J Digit Imaging. 2010 Aug;23(4):463-74. doi: 10.1007/s10278-009-9233-5. Epub 2009 Sep 4.
Abnormal thinning, thickening, or variation in the thickness of the glomerular basement membrane (GBM) are caused by familial hematuria, diabetes mellitus, and Alport syndrome, respectively. We propose a semi-automated procedure for the segmentation and analysis of the thickness of the GBM in images of renal biopsy samples obtained by using a transmission electron microscope (TEM). The procedure includes the split-and-merge algorithm, morphological image processing, skeletonization, and statistical analysis of the width of the GBM. The procedure was tested with 34 TEM images of six patients. The mean and standard deviation of the GBM width for a patient with normal GBM were estimated to be 368 +/- 177 nm, those for a patient with thin GBM associated with familial hematuria were 216 +/- 95 nm, and those for a patient with thick GBM due to diabetic nephropathy were 1,094 +/- 361 nm. Comparative analysis of the results of image processing with manual measurements by an experienced renal pathologist indicated low error in the range of 12 +/- 9 nm.

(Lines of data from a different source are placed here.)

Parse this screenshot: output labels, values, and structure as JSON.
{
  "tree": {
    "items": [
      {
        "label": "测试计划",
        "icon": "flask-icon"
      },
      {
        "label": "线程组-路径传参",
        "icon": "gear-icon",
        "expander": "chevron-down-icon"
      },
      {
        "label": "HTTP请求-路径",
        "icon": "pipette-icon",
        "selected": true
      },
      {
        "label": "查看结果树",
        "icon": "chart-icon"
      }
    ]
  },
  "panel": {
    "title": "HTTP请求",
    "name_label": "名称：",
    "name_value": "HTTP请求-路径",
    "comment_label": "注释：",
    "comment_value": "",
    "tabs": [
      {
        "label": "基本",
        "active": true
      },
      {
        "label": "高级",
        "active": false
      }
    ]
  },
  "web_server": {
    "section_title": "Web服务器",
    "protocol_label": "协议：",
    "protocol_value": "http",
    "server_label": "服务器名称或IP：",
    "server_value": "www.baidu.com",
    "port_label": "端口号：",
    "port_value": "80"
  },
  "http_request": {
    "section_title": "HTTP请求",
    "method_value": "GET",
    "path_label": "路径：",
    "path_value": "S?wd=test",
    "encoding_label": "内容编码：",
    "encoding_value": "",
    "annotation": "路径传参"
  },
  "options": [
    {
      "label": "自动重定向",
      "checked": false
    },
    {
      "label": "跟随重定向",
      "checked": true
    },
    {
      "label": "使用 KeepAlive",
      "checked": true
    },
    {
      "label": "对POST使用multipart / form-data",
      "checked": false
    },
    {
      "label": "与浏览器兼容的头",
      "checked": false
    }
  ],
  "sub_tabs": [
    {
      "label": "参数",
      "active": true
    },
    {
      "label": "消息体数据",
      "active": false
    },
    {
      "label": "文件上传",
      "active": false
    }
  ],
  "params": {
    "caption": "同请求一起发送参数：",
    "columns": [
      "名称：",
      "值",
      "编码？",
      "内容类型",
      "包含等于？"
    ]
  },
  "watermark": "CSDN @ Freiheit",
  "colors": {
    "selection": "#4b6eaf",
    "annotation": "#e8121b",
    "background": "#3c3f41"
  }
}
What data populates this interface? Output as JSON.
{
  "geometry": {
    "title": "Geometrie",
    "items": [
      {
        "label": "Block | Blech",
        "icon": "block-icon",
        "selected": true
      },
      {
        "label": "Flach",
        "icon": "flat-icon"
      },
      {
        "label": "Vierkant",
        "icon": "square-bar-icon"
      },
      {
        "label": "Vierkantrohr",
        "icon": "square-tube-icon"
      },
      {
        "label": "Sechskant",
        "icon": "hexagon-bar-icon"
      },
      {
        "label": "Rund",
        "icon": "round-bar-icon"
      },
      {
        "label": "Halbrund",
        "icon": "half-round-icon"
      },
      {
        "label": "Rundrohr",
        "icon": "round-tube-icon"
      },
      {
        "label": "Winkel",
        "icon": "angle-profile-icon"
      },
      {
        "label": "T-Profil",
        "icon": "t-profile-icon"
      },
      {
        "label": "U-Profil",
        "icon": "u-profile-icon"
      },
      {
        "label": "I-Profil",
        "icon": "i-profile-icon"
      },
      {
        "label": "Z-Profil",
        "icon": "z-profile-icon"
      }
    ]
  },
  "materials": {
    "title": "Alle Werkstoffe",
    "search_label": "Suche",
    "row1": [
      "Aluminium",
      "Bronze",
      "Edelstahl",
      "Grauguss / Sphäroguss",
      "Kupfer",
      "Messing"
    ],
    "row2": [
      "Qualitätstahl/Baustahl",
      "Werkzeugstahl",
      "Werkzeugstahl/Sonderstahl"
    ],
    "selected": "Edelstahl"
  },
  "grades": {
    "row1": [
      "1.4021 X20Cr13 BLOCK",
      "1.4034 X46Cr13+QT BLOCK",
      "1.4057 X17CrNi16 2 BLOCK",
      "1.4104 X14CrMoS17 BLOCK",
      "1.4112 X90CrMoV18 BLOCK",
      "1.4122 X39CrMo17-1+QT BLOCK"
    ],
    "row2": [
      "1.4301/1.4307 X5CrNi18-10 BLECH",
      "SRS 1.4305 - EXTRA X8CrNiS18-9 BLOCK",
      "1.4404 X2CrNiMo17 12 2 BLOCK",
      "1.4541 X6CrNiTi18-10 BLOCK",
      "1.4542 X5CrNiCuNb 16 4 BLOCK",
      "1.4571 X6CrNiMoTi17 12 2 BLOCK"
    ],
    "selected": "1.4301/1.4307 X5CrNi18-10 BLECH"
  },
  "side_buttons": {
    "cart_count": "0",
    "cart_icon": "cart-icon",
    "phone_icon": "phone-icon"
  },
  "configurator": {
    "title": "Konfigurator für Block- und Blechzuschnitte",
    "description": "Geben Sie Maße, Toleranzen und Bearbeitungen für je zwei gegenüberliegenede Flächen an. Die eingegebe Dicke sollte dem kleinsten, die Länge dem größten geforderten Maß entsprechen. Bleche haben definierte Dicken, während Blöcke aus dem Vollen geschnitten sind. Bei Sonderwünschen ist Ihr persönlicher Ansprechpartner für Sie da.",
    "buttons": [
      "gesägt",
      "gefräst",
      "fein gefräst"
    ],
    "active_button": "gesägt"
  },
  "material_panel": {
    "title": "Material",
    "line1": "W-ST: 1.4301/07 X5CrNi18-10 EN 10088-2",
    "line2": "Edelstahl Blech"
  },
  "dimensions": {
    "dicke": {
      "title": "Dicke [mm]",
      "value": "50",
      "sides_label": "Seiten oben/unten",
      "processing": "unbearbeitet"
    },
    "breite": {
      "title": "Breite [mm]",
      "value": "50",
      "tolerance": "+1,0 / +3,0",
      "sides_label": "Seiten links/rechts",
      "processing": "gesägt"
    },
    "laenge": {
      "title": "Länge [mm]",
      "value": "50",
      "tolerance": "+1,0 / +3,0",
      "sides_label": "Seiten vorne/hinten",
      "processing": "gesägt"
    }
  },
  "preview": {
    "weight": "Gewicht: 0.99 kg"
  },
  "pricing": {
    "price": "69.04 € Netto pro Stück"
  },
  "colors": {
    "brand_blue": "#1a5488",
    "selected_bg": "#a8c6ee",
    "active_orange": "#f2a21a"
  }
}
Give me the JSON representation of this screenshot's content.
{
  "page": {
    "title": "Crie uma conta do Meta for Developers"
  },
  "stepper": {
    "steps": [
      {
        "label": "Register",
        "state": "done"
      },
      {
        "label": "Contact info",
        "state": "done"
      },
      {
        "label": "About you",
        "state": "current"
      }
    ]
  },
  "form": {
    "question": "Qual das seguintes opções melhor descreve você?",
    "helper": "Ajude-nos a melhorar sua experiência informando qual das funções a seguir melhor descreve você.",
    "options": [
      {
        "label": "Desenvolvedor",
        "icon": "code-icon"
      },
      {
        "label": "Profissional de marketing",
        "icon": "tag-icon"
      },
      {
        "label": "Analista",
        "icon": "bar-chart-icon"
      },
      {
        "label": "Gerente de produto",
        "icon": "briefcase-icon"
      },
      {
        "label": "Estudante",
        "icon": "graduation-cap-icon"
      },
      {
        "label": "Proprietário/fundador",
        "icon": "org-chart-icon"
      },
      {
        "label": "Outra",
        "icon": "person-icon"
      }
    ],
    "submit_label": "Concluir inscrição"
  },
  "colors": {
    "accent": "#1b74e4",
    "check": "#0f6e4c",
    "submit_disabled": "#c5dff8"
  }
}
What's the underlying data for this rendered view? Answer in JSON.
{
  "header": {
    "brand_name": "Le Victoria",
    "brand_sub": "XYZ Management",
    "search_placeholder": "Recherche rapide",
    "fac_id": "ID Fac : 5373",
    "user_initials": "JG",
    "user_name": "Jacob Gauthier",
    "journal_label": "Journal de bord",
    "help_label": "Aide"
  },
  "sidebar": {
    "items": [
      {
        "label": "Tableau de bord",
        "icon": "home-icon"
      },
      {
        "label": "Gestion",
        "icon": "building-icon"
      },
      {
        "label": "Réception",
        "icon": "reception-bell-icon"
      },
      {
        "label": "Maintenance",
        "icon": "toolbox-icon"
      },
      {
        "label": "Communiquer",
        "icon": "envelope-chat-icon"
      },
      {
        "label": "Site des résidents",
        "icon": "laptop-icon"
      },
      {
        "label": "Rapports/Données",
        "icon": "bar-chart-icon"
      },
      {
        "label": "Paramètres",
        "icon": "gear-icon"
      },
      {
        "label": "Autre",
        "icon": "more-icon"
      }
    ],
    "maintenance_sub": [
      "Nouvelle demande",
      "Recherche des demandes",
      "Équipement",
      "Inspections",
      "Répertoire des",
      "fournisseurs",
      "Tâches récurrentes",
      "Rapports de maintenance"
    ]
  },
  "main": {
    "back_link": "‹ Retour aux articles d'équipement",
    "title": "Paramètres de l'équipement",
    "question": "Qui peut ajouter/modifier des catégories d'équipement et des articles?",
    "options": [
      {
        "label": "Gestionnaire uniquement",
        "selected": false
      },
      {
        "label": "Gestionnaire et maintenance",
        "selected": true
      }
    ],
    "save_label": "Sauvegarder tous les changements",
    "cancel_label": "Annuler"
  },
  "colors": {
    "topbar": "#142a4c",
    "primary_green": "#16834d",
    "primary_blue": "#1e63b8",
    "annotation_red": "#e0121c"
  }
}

肾小球基底膜(GBM)厚度异常变薄、增厚或厚度变化分别由家族性血尿、糖尿病和阿尔波特综合征引起。我们提出了一种半自动程序,用于对使用透射电子显微镜(TEM)获得的肾活检样本图像中的GBM厚度进行分割和分析。该程序包括分裂合并算法、形态图像处理、骨架化以及GBM宽度的统计分析。该程序用6名患者的34张TEM图像进行了测试。GBM正常的患者,其GBM宽度的平均值和标准差估计为368±177纳米;与家族性血尿相关的GBM变薄患者,其GBM宽度的平均值和标准差为216±95纳米;因糖尿病肾病导致GBM增厚的患者,其GBM宽度的平均值和标准差为1094±361纳米。通过图像处理结果与经验丰富的肾脏病理学家手动测量结果的对比分析表明,误差较小,在12±9纳米范围内。